I'm going to steal and butcher an analogy that my psychologist used now.

My life, my story is like a piece of art in a gallery. People pass by taking glances or not, and some people even stop to stare. But, there has always been a curtain up in front of the painting, in front of my heart. It is hard to hold that curtain there. My arms are tired, and my soul is weary. So, every once in awhile I invite someone in for a private screening. I open up that curtain for just a little bit and I let them see everything.

I'll tell you, it's refreshing. It's like rain to clear the dirt off of an old soul. It's cathartic, better than a double rainbow. It's like cool water rushing over your sweat streaked skin as you dive headfirst into the deep end. But, I'd be lying if I didn't say it isn't frightening. Almost like the rain appears to be a thunderstorm, and the dive into the pool is from fifty feet high. Still, it may just be worth it.

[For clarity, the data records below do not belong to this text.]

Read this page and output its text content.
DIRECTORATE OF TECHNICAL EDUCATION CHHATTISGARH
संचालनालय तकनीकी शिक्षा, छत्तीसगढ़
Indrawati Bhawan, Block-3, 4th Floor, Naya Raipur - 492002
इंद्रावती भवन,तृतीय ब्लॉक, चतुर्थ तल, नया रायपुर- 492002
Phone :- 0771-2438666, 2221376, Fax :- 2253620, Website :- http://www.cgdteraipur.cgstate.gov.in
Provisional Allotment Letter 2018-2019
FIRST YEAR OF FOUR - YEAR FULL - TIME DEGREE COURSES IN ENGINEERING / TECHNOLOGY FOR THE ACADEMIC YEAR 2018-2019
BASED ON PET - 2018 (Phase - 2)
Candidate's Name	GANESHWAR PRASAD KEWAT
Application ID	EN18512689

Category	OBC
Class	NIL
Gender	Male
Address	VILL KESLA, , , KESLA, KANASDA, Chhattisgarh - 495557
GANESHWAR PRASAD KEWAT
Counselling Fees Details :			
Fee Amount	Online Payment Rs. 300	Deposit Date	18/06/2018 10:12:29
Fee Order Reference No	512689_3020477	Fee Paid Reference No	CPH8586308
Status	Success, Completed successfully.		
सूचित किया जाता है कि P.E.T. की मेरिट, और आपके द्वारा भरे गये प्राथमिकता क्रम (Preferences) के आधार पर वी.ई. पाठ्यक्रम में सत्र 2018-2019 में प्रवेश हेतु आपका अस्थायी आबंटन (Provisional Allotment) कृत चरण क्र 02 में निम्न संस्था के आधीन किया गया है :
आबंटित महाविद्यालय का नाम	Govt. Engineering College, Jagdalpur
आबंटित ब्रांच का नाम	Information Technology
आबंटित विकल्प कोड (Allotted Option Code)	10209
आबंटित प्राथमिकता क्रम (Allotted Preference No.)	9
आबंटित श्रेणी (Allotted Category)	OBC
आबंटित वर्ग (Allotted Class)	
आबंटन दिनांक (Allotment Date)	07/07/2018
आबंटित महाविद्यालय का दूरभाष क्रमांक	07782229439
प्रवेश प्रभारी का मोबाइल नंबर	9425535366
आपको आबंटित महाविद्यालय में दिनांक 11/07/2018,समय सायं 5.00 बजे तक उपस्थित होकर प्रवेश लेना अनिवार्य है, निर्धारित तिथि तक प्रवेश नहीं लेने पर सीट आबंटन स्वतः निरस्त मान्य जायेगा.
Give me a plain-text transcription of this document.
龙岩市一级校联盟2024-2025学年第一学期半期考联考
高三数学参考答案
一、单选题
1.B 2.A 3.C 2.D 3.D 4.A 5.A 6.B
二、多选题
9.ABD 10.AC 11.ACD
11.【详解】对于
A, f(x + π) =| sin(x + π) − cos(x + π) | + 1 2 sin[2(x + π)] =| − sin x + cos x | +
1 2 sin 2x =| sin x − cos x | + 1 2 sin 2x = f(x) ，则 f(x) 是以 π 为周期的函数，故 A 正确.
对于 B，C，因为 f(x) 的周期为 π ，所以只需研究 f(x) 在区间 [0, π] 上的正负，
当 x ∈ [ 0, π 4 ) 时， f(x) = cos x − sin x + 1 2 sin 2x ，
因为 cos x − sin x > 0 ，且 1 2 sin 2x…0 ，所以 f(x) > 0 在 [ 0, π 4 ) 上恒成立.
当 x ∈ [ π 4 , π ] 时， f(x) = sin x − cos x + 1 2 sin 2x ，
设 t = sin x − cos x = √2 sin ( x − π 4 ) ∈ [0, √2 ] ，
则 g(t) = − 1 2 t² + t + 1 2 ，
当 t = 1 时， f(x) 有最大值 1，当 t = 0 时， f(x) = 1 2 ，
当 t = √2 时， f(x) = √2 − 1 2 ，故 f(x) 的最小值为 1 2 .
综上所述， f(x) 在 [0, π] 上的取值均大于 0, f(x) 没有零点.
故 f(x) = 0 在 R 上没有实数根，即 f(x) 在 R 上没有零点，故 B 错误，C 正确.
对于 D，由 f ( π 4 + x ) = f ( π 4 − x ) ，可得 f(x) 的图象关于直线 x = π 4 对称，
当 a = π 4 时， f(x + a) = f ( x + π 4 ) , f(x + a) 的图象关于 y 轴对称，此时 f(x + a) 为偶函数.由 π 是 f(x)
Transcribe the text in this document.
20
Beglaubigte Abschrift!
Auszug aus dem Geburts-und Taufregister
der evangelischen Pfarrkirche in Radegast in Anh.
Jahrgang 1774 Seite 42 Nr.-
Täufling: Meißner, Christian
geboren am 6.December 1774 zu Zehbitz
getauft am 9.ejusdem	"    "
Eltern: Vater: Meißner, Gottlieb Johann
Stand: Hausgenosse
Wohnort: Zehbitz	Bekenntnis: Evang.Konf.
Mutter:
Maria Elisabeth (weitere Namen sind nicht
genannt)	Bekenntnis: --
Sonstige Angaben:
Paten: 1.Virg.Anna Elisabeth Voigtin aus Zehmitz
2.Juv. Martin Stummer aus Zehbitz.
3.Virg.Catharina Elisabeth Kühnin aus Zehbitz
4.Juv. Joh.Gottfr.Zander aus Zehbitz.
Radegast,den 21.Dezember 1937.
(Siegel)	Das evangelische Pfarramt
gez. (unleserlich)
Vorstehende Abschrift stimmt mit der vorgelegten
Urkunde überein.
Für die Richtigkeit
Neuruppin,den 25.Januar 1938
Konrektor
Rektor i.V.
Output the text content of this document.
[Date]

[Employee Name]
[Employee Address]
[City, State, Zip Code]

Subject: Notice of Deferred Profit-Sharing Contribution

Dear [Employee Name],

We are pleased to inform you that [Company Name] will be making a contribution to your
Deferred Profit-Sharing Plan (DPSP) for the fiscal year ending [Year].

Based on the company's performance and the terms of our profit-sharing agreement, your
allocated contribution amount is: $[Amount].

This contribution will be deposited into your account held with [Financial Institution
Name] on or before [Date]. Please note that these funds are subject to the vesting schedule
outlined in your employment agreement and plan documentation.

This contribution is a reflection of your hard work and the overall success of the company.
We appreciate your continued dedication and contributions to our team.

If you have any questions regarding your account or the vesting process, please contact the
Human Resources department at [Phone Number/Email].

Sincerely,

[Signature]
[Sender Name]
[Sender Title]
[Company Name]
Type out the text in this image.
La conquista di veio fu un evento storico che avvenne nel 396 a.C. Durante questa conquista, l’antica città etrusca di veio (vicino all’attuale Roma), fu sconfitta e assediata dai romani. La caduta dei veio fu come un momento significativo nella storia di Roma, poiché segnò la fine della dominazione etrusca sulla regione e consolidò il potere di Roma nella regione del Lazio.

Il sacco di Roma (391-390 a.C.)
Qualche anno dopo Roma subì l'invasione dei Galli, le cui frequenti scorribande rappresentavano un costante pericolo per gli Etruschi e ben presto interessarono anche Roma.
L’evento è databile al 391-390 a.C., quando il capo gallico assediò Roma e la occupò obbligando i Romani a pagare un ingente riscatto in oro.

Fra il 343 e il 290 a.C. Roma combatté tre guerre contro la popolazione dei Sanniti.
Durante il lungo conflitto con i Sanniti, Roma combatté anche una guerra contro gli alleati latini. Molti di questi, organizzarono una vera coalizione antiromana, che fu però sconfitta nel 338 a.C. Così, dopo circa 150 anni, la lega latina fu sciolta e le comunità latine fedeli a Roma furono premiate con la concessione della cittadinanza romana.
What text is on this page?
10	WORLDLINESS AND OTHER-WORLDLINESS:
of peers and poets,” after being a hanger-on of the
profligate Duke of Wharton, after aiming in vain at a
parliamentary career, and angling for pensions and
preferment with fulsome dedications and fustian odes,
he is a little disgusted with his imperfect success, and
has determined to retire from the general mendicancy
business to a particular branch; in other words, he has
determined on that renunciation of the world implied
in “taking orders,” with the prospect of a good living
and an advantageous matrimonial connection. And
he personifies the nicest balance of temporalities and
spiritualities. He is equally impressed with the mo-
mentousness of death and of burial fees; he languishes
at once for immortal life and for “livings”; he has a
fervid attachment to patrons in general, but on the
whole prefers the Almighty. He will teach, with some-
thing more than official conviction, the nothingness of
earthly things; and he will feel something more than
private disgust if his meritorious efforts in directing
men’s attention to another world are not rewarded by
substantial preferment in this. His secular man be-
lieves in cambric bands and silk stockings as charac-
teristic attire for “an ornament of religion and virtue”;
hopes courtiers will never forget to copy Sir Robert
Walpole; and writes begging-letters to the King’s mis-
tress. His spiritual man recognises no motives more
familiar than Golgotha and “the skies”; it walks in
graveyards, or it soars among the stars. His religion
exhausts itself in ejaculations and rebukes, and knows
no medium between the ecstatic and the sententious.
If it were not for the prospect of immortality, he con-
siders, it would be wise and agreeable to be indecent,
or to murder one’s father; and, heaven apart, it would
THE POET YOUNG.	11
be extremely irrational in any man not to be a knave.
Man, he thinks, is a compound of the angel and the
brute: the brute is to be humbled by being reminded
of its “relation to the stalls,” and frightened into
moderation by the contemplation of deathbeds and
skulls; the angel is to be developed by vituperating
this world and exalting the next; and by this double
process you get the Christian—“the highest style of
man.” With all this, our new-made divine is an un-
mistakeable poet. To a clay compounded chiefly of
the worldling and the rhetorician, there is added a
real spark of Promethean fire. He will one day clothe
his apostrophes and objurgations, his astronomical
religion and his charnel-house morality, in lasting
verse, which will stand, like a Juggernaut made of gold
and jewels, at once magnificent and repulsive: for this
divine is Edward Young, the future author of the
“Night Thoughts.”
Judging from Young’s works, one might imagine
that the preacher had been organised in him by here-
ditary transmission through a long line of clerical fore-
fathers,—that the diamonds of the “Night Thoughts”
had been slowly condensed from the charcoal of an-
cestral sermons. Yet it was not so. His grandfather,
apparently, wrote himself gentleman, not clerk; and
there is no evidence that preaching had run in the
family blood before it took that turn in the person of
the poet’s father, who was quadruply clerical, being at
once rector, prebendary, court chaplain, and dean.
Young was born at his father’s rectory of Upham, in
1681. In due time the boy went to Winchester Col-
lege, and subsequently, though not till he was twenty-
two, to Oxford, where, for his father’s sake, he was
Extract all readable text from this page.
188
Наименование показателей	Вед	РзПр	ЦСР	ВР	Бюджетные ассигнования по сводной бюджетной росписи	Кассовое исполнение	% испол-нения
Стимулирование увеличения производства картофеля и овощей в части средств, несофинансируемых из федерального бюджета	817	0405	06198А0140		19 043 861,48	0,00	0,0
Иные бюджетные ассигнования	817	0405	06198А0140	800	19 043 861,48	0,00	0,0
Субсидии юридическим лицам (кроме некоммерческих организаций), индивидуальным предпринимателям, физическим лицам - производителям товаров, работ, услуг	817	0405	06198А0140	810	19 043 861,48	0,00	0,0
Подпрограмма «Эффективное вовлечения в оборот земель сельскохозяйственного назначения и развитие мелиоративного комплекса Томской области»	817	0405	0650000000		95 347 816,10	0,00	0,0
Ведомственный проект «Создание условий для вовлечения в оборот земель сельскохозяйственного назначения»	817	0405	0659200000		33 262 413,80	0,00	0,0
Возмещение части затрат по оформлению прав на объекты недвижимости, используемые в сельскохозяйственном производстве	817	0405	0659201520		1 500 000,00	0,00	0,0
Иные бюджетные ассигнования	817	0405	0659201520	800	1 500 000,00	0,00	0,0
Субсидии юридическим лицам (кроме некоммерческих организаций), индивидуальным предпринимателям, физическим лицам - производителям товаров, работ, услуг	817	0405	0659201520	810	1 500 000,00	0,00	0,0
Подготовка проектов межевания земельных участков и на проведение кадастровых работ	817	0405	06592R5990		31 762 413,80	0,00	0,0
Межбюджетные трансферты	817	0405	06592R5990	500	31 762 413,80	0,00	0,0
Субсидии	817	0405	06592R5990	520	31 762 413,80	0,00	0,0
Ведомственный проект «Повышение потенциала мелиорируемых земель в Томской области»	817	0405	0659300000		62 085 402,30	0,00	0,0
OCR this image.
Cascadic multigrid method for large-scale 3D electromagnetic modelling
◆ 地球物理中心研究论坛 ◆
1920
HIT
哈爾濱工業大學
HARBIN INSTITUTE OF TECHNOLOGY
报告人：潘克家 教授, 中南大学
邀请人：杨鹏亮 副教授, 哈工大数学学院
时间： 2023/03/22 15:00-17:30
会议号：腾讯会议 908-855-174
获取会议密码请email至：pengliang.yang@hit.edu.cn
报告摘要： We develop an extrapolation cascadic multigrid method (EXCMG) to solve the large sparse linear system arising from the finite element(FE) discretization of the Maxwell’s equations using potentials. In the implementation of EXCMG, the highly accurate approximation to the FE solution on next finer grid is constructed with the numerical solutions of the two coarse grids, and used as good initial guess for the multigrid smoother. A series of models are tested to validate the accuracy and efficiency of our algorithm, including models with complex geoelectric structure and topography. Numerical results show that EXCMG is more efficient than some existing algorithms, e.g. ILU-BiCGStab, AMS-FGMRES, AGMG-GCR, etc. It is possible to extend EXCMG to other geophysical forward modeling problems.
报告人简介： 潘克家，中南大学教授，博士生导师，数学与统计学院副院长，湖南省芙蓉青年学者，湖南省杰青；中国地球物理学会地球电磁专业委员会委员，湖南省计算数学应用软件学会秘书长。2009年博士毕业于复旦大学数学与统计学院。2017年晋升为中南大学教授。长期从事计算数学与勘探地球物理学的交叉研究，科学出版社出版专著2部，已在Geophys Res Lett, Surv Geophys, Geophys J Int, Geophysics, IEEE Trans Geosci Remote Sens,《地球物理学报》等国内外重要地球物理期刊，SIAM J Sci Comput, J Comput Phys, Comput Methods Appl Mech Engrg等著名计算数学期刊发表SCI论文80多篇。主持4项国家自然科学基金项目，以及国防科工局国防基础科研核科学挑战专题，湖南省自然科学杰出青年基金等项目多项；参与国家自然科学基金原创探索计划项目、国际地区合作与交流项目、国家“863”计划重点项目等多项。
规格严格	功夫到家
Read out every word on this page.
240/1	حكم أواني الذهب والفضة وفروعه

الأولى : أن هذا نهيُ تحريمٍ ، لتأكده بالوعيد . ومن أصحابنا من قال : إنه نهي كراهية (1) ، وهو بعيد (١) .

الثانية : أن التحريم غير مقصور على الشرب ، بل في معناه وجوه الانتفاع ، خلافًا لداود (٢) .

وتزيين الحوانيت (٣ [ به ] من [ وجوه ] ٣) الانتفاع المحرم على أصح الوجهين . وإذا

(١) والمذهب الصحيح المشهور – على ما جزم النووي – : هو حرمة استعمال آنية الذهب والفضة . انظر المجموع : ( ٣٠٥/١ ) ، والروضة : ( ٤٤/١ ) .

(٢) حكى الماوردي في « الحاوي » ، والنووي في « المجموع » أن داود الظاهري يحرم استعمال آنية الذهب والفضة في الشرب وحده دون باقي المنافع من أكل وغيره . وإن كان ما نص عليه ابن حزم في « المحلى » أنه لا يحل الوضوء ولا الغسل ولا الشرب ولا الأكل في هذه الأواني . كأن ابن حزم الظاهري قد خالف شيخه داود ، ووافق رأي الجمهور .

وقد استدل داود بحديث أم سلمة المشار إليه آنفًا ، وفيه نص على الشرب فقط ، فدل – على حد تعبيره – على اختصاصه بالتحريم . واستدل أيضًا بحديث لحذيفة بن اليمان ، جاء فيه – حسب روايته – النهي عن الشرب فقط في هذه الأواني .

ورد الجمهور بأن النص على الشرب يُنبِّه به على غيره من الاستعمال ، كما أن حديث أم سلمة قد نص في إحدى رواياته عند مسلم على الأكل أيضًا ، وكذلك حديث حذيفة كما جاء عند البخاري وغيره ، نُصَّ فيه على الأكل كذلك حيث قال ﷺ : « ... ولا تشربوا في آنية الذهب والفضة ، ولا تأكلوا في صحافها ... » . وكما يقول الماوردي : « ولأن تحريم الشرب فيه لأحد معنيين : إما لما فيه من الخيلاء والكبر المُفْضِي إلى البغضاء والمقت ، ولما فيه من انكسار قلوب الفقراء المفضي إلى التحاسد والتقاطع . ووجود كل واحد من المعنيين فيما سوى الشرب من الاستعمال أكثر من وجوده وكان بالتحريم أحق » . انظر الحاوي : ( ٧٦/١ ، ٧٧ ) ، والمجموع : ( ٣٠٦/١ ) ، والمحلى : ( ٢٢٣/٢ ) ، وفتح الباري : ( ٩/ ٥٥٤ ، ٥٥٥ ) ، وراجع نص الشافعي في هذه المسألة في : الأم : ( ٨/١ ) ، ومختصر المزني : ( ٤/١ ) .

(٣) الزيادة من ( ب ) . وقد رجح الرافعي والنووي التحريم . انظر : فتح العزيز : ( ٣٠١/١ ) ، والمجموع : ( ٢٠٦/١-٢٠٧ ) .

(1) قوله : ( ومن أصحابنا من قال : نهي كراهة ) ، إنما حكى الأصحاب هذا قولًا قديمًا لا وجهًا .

It may be worth it to have true friends. It may be worth it to let someone in. It may be worth it to remind ourselves that we are alive and human. It may be worth it to have someone to lean on. And, it is definitely worth remembering that we do not live alone. We need each other, and the only way to form true community is to be honest.

And, honestly, it gets easier. Each time you open up and share a secret it feels less like you are tearing away a part of your soul for someone else to handle. It feels less like you are placing your world in someone else's trust. It feels less like the high dive and more like a pencil jump off of the spring board. I don't know exactly what I'm trying to say, but I do want you to think that it's worth it. Give honesty a shot. It's what TWLOHA is all about.